INSEPERABLE: Lesley and Henry Whyatt are celebrating their 60th wedding anniversary. (Inset) Their wedding day.
INSEPERABLE: Lesley and Henry Whyatt are celebrating their 60th wedding anniversary. (Inset) Their wedding day. Rob Williams

Whole lotta love gets us through

'It takes a lot of love, respect and kindness,' is Lesley Whyatt's recipe for 60 years of wedded bliss.

Mrs Whyatt and her husband Henry celebrated the milestone with a family gathering on Thursday, 60 years to the day after they were married in the North Ipswich Church of England.

The pair spent most of their lives in Ipswich, with Mrs Whyatt growing up in Silkstone, including her primary school education at Silkstone State School.

Born on March 1, 1940, Mrs Whyatt, like many of her generation, left school after Year 7, going to work in the North Ipswich Woollen Mills.

"I worked there for a while, then I got a job at The Metro restaurant. It was a lovely place, I was paid more money and it was not as dirty as the mills,” Mrs Whyatt said.

A keen basketball and tennis player in her youth, Mrs Whyatt also enjoyed dancing to local rock and roll bands of the era.

"I loved going to the dances, we would go all around town, to the Trades Hall and the old Town Hall, they were my favourites, but there were lots of dances on all over town.”

Henry Whyatt was actually born in Nambour in 1936, on January 15, one of 13 children, the family moved to Kelly's Flat at North Ipswich when he was young.

"I went to school at Tivoli State School, until the end of Year 7, when I went to work on a farm at Emu Creek in the Brisbane Valley, near Colinton,” Mr Whyatt said.

A keen motorcyclist, Mr Whyatt began riding home on weekends, leading to his first meeting with Lesley.

"I was at the Ipswich pool with a friend, and she wanted me to go back to her place, but I needed a lift, so she asked Henry to give me a lift,” Mrs Whyatt said.

A few weeks later, Lesley and her friend saw Henry, with his head covered in bandages, and they went to see what had happened.

"He had crashed into a stray cow riding home from work, and was in Kilcoy Hospital for a week in a coma, he came home to recover.”

From there, the relationship blossomed, and the two became inseparable.

Marriage followed in December 1956, but not before Henry had another scrape or two.

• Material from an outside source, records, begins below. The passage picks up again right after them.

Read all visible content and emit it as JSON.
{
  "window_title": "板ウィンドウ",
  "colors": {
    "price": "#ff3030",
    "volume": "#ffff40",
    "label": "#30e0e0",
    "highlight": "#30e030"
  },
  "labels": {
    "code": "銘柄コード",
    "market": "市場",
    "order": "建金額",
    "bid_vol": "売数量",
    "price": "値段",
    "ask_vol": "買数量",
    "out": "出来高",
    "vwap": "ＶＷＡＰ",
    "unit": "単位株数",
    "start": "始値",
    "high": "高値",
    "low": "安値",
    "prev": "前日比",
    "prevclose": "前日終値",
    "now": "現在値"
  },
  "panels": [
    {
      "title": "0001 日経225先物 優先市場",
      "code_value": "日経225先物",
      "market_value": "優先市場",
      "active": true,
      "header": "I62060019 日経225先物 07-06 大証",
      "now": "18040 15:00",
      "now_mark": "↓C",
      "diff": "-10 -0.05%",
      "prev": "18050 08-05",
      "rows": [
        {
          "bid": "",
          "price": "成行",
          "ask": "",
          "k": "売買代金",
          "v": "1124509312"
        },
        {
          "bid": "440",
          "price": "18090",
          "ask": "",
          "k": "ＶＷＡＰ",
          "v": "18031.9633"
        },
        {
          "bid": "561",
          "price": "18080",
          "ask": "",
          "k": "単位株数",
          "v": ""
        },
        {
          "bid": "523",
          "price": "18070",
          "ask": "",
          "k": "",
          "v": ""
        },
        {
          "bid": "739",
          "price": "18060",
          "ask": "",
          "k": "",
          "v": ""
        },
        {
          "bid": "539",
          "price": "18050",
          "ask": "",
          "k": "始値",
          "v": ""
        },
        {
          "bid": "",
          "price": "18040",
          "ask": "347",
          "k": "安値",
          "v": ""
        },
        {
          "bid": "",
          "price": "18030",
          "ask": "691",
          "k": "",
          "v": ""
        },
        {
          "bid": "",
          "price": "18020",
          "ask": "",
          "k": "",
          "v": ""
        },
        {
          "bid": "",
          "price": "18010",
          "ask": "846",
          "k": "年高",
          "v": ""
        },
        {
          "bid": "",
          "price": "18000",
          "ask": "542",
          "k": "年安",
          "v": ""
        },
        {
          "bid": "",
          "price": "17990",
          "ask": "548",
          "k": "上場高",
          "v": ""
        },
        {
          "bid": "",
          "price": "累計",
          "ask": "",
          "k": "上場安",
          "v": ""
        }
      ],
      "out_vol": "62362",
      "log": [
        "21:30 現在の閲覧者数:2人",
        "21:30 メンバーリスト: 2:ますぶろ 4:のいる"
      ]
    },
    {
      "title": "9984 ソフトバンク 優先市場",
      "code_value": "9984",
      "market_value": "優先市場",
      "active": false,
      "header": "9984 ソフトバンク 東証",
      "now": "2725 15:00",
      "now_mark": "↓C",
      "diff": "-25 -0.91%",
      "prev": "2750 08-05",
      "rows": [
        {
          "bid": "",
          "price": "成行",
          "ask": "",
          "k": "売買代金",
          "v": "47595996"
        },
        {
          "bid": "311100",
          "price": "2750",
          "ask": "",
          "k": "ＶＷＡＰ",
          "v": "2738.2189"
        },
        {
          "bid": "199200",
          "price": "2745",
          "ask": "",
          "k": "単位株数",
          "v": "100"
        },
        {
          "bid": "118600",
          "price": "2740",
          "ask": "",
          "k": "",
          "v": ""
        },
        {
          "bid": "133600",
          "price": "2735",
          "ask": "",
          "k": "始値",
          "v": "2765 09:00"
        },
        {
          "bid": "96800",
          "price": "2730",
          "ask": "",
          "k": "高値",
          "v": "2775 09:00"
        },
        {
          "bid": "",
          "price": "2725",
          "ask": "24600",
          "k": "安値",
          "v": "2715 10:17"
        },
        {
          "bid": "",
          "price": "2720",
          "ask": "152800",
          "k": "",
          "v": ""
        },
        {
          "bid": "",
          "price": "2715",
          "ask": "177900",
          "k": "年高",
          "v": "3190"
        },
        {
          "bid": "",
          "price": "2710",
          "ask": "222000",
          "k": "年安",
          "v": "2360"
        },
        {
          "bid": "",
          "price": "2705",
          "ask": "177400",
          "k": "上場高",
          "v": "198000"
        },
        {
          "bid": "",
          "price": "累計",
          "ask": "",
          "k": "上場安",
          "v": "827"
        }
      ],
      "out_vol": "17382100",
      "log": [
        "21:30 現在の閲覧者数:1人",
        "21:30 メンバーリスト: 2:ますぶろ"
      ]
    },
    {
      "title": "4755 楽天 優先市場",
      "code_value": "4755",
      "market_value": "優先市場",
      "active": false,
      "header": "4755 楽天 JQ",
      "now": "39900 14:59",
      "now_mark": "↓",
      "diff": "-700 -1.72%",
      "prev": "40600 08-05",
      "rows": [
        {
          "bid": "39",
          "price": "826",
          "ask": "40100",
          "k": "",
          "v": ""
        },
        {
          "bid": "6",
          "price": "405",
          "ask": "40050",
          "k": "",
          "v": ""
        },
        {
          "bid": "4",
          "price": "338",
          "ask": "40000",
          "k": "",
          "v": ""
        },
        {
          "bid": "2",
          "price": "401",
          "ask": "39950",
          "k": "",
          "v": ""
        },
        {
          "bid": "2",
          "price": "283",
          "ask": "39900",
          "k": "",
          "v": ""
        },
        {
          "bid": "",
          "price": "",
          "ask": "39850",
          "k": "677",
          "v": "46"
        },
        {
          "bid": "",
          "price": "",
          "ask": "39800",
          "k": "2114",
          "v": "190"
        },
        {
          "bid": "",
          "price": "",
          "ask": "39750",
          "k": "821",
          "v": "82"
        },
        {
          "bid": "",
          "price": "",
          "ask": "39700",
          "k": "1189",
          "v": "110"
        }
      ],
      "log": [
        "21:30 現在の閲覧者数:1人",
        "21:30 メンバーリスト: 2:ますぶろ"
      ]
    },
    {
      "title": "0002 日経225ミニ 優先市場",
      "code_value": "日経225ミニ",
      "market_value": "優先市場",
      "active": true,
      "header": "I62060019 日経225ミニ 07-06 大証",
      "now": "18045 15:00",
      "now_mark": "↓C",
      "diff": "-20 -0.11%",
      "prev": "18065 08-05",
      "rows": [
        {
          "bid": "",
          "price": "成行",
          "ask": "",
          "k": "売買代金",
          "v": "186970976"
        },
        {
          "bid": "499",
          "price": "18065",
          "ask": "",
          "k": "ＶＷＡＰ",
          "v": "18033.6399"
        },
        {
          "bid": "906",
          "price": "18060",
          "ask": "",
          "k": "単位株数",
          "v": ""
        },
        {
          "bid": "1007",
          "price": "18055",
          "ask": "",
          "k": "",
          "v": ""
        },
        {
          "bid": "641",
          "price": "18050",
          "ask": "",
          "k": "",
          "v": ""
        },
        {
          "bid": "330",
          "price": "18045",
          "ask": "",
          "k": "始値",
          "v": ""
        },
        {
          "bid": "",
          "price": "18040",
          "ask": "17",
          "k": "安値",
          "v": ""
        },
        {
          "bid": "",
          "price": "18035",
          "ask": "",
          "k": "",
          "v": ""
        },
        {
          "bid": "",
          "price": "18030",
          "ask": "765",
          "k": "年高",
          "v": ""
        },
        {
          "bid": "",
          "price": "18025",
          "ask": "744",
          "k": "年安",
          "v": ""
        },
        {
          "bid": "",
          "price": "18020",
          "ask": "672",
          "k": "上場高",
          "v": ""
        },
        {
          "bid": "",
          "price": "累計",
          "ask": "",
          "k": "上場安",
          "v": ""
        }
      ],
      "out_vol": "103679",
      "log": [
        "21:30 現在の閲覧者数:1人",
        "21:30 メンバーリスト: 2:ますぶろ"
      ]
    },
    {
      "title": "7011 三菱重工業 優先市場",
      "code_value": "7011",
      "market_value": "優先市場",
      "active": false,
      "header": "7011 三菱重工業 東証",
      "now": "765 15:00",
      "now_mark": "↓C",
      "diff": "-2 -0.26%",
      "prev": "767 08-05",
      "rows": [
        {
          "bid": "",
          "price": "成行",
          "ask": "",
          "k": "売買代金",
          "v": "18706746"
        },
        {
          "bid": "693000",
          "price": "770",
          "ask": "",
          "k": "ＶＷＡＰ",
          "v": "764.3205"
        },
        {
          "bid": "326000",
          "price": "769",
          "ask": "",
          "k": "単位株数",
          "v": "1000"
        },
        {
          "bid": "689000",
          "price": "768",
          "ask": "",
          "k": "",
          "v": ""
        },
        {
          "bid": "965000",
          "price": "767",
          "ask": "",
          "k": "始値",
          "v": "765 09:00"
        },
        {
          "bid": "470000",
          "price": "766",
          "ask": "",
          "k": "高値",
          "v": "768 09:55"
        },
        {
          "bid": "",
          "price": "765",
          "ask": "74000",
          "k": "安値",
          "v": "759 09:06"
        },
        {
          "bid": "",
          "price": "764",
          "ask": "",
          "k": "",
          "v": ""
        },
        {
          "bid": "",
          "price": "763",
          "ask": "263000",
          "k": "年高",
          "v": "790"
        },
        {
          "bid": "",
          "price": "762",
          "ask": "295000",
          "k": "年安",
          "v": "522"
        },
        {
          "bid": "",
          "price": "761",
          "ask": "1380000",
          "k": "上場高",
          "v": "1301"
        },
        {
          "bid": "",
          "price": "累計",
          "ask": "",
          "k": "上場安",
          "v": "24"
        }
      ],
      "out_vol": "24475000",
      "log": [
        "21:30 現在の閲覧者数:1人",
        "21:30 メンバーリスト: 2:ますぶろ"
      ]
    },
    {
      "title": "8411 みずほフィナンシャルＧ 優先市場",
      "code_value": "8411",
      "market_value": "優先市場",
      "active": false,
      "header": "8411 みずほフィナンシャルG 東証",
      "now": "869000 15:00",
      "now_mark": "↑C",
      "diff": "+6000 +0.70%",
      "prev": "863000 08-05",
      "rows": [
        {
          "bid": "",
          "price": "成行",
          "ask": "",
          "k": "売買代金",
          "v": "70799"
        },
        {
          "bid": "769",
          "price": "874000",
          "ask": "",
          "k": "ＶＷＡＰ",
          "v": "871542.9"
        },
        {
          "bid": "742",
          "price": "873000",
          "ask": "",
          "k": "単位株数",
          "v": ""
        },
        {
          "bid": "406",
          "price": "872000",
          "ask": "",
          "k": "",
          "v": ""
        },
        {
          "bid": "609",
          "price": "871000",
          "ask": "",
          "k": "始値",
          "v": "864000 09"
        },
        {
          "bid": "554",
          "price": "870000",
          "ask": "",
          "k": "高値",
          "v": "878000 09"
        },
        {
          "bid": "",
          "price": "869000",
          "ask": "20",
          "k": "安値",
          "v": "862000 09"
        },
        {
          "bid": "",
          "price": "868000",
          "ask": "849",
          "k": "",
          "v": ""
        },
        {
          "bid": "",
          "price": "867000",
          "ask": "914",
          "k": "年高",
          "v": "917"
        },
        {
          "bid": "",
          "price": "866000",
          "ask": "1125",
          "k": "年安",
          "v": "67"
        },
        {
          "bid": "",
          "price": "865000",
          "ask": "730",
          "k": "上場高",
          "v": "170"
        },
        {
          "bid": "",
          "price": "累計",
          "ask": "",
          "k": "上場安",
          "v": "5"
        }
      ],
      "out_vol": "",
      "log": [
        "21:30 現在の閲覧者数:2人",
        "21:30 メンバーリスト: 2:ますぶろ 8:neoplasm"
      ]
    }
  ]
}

"I was called up for my three months National Service, I was based at Wacol, when a tree fell on me, putting me into Yeronga Military Hospital, and then, just before our wedding, I was working on the bridge over the Bremer at Dinmore, when a piling fell on me and broke my leg,” Mr Whyatt said.

This was while working as a welder, he was in a dinghy under the bridge, when an old piling fell over, crashing through the boat and breaking his leg.

"I turned up to the rehearsal on crutches, Lesley wasn't happy.”

After returning to work, Henry worked on the Somerset Dam for a time, and was even invited to the official opening.

"A bit later I joined Monier Pre-Stressed at Darra, and worked as a welder on the Centenary Bridge, the Bribie Island Bridge and the Isle of Capri bridge on the Gold Coast.”

With five children, Mrs Whyatt was a stay-at-home mother, raising the family.

"I loved it, being there to greet the children as they came home and listen to how their day was,” Mrs Whyatt said.

After moving to Darra, the Whyatts eventually moved to Bundamba, where they still live.

Looking back, the Whyatts said they had enjoyed life, despite its ups and downs, including losing many personal belongings to floods, which included all their wedding photos.

"We only have one, that our son restored, we lost the rest in floods,” Mrs Whyatt said.